For the nine grading–level variation types, the deterioration areas show a higher percentage change in area equal to 7.82% with more than two grading–level variations, while the percentage change in number is 1.8%. The ecological environment of some larger villages and towns is found to have greatly changed. When evaluating variation, it is important to take administrative divisions as the standard for changes in both the number and area of villages and towns.

3.4. Sustainable–Development Evaluation at the Rural–Area Scale

3.4.1. Relationship with Economic Development

From Section 3.1, the economic level and humanistic elements are not included in the index system built to calculate the eco–environmental vulnerability of the study area. From a previous study, economic growth can influence eco–environmental vulnerability [28]. Shen et al. found that economic growth targets have significant inhibitory effects on green technology innovation [31]. For the study of the relationship between the economy and the environment, the Cruz Nez curve theory is widely accepted [51,52]. Kuznets pointed out that the relationship between per capita income and income inequality is an inverted U–shaped curve [53], and there is an inflection point between economic growth and environmental pollution. The level of environmental pollution rises with economic growth. However, when the per capita income exceeds a certain level (i.e., inflection point), the environment improves with economic growth. Nevertheless, for some countries or regions, the relationship between environmental pollution and economic growth is not fully consistent with the theoretical hypothesis of an inverted U–shaped relationship, which hypothesizes a fully consistent inverted U–shaped curve [54,55,56].

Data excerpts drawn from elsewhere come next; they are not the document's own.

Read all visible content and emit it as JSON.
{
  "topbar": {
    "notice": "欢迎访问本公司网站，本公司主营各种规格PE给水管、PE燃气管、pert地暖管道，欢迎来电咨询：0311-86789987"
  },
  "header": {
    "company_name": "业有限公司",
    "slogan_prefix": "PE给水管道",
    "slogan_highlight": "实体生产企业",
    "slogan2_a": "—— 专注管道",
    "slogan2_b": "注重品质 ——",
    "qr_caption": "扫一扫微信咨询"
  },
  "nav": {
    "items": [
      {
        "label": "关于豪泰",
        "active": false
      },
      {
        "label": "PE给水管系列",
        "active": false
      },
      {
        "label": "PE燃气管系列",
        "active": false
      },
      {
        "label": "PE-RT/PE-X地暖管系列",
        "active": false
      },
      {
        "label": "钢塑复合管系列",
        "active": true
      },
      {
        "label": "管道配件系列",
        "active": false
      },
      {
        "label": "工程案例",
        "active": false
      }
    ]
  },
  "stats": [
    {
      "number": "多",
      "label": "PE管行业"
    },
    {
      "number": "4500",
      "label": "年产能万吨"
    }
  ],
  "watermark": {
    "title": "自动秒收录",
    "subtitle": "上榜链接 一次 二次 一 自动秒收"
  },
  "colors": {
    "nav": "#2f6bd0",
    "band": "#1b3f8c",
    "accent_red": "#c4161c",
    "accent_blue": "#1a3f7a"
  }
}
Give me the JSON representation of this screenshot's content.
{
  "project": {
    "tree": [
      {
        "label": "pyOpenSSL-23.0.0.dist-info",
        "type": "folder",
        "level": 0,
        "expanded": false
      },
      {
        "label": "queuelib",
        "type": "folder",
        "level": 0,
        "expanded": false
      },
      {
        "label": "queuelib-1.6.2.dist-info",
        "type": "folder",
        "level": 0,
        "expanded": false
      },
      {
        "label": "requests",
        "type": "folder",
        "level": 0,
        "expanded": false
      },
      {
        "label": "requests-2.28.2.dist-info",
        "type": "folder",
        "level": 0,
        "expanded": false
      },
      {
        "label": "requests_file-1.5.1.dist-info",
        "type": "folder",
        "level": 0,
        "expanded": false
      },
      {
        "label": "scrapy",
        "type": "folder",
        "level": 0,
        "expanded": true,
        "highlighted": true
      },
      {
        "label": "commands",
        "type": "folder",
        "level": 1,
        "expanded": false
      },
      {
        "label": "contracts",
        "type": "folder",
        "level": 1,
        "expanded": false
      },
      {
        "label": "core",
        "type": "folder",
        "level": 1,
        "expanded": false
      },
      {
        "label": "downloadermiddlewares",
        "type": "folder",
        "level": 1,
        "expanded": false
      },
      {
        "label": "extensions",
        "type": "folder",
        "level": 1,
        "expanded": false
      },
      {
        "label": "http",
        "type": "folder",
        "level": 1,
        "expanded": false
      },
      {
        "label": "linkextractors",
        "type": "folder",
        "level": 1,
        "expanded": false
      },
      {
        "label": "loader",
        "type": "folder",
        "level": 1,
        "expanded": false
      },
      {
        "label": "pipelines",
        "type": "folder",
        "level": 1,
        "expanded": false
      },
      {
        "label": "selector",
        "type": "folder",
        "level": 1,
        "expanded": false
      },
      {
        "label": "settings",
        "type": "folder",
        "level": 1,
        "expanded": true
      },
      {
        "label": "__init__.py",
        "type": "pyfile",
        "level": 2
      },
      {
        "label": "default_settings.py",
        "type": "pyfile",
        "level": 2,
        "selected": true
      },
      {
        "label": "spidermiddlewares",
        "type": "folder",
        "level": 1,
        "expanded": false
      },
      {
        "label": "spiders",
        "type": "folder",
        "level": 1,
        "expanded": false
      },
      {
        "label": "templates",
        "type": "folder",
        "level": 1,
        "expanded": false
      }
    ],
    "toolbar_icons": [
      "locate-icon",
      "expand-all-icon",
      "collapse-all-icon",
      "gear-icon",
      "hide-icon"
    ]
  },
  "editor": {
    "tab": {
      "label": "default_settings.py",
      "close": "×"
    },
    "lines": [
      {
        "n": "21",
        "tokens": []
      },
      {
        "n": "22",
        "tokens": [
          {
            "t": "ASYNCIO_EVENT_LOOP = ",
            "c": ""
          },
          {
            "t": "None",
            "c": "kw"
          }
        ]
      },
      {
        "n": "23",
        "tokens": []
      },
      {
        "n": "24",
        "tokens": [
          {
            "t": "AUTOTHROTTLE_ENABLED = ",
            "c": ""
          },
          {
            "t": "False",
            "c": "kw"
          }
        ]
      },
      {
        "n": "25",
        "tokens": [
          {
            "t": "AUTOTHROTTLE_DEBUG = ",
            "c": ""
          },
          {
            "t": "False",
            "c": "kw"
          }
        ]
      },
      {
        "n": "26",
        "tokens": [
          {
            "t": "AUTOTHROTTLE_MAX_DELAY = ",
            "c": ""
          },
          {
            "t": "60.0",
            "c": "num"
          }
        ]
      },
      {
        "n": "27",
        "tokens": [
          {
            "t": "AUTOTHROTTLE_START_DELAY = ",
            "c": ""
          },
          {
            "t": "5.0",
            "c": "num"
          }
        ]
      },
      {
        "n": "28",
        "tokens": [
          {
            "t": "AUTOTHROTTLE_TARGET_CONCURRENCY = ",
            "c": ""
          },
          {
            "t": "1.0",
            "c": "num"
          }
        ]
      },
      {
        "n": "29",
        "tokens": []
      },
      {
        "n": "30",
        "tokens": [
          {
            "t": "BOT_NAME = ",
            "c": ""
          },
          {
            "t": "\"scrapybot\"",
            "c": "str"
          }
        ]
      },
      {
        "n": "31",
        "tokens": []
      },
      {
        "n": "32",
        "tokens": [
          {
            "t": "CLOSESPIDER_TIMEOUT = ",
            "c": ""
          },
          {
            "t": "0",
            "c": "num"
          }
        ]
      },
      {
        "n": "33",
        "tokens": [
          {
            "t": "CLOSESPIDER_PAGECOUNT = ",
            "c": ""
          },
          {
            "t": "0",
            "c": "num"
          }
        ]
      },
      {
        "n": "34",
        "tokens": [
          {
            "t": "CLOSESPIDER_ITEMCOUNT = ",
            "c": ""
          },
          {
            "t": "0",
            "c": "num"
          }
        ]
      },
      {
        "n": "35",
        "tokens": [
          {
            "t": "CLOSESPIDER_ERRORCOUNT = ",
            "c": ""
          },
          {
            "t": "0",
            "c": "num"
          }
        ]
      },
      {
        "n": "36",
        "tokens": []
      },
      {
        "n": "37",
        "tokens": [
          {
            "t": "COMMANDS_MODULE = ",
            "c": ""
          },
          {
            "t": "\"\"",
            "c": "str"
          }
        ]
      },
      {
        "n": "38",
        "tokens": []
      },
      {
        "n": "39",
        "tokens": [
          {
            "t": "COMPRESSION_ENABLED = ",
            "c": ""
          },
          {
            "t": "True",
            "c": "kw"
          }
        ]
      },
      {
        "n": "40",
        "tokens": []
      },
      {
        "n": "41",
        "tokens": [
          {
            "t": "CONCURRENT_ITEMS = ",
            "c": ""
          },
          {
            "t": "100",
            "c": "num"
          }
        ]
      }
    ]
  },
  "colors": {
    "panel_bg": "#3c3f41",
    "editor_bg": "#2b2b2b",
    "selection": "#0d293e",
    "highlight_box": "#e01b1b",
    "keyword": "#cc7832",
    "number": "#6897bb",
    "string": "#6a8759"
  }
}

To explore the inhibitory effect of economic growth on eco–environmental vulnerability at the rural–area scale in China, we detect the relationship between the annual growth rate of per capita GDP and the variation in eco–environmental vulnerability from 2000 to 2015 (Figure 7). The variation in eco–environmental vulnerability has a close relationship with the annual growth rate of per capita GDP. The SD of the annual growth rate of per capita GDP has a high value when the eco–environmental vulnerability shows negative grading–level variation, while it sharply decreases with positive grading–level variation from 0 to 4. This finding indicates that the variation in the annual growth rate of per capita GDP of villages and towns in the negative direction is greater, and the economic development pattern in these areas is seriously inconsistent with the goals of sustainable development. The decreasing SD values also demonstrate the credibility of the positively changing GDP inhibitory effect.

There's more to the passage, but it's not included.